VAT Saga: I disagree with AGF, VAT is not under the Exclusive Legislative List – Adewole
Barrister Mahmood Abdulbasit Adewole is an Ilorin based legal practitioner, an alumnus of Usmanu Danfodiyo University, Sokoto, where he graduated from in 2017. He thereafter proceeded to Nigerian Law School, Yenagoa Campus in 2018 and was called to the Nigerian Bar in 2019.
He had his pupilage at Hashim Abioye & Co (Trust Chambers) Osogbo, Osun State between 2019-2020. He is currently working as an associate with Ismaila Raheem & Co (Opeyemi Chambers) in Ilorin.
In this interview with JIMOH SULYMAN, the young Barrister shared his thoughts on the VAT saga among other sundry issues. Excerpt.
Is the AGF right to say that the Value Added Tax (VAT) is on the Exclusive Legislative List?
With due respect to the learned silk, I do not agree with him on this position. VAT is not expressly mentioned under the Exclusive Legislative List of the 1999 Constitution of the Federal Republic of Nigeria (as amended). Be that as it may, the Court is the appropriate authority empowered by section 6 of the Nigerian Constitution (aforementioned) to decide whether it is the federal government or the state government that is legally empowered to collect VAT. The decision of the Federal High Court, Rivers Division still subsists on this, until it is upturned by Court of Appeal Decision.
Don’t you think the power granted to the FIRS to access taxpayer’s books, documents, servers, billing systems, bank accounts, including those stored in a computer is against the Cybercrimes (Prohibition, Prevention, etc.) Act, 2015 (the “Cybercrimes Act”)?
To start with, Nigerian data protection and cyber-security regime forbids unauthorised access by any person or organization into the whole or part of the computer system or network of another person or an organisation.
However, by virtue of Order 57 Rule 3 of the Federal High Court (Civil Procedure) Rules, 2019, the Chief Judge of the Federal High Court of Nigeria is empowered to make practice directions for the Federal High Court; on matters arising from tax administration/enforcement as well as matters affecting the Federal Inland Revenue Service (“FIRS”).
Flowing from the above, Order III (2)c of the Federal High Court Practice Directions expressly grants the FIRS powers, pursuant to an ex-parte order, to access taxpayer’s books, documents, servers, billing systems, bank accounts. This also tallies with the provision of Section 51 of the Finance Act 2020. With these provisions, one can conclude that FIRS role in this regard is not unlawful.
In the same vein, the provisions of the Nigeria Data Protection Regulation 2019, issued by the National Information Technology Development Agency (“NITDA”), data processing carried out without the requisite consent of a data subject will nonetheless be regarded as “Lawful Processing”; where the processing is necessary for compliance with a legal obligation to which the data controller is subject, or it is necessary for the performance of a task carried out in the public interest or in exercise of official public mandate vested in the data controller (FIRS in this regard).
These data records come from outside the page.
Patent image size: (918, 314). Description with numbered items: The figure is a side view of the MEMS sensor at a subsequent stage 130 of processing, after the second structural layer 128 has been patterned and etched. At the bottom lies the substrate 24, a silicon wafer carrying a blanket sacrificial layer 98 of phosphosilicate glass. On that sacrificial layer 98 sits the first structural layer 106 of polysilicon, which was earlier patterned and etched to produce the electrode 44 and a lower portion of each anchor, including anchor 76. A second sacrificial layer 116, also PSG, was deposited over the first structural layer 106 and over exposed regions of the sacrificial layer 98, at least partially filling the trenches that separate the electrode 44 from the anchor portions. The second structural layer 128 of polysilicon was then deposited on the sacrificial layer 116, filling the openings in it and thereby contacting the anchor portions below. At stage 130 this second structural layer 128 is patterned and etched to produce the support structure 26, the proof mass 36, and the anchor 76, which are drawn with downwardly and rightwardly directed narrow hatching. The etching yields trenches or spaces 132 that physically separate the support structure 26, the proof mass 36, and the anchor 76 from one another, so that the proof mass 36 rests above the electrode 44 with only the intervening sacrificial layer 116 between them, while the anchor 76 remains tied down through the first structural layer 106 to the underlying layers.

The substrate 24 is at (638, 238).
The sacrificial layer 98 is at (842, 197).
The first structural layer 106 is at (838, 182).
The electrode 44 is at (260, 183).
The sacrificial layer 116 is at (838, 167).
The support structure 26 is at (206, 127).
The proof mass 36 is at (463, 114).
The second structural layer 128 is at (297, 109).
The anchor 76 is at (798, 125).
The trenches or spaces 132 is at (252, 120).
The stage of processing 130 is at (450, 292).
Despite the above, the privacy of citizens, their homes, correspondence, telephone conversations and telegraphic communications are constitutionally guaranteed in Nigeria. Thus, I humbly submit that the FIRS, in the exercise of its powers pursuant to the Practice Directions above, should endeavour that sensitive personal data of taxpayers are not compromised or abuse by the public.
Having the Rivers State Government getting a ruling at the Federal High Court, Port Harcourt Division that the FIRS is not empowered to collect VAT and the Federal High Court at the Court of Appeal, Abuja Division ordering the Rivers and Lagos State governments to maintain the status quo, is that not a legal confusion?
The decision of any Nigerian court subsists and remain binding until upturned by a superior court; this is based on the principle of judicial precedent.
Flowing from the above, the decision of the Court of Appeal is the latest and overriding on the earlier judgments of the lower court (i.e. Federal High Court, Rivers State). The Court of Appeal said that parties should “maintain status quo ante bellum”. In legal parlance, this means that the parties should go back to the situation they were before the suit was instituted.
In the instant case, this simply means that States government should continue to collect and remit VAT to the federal government (as they used to do before approaching court) until the matter is finally determined by the court (Supreme Court in this case).